Absent du pays depuis plusieurs mois pour être soigné en Europe, Jeannot Ahoussou-Kouadio a d’ailleurs pris la plume depuis son lit d’hôpital pour appeler au calme les citoyens de sa région (Centre) durant la crise.
12,5 millions d’euros de budget
La nouvelle chambre doit encore faire ses preuves pour convaincre la population et se hisser au niveau du Sénat français. L’un des points à régler est l’autonomie financière de l’institution, dont le budget est à ce jour de 8,243 milliards de francs CFA (environ 12,5 millions d’euros).
« Le Sénat, comme l’Assemblée nationale aujourd’hui, est censé avoir un compte propre, c’est inscrit dans la constitution. Hélas, ce n’est pas encore le cas, nous dépendons encore du ministère du Budget, et perdons ainsi en flexibilité », regrette un cadre de l’institution.
L’administration est assurée par 150 personnes, et les sénateurs disposent d’une enveloppe pour recourir à un assistant. Le Sénat leur fournit cependant une aide supplémentaire en cas de besoin.

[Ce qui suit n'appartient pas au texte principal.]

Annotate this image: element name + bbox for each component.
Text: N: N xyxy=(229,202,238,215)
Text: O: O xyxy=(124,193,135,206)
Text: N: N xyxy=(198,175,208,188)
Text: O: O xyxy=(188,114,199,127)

Chaque sénateur a en outre reçu un véhicule de fonction.
Ce 2 décembre, les sénateurs ont finalement respecté l’ordre du jour et voté les textes prévus. Alain Cocauthrey a lui quitté prématurément l’hémicycle, après avoir été prié par la présidente de séance de ne pas se servir du Sénat comme d’une tribune politique…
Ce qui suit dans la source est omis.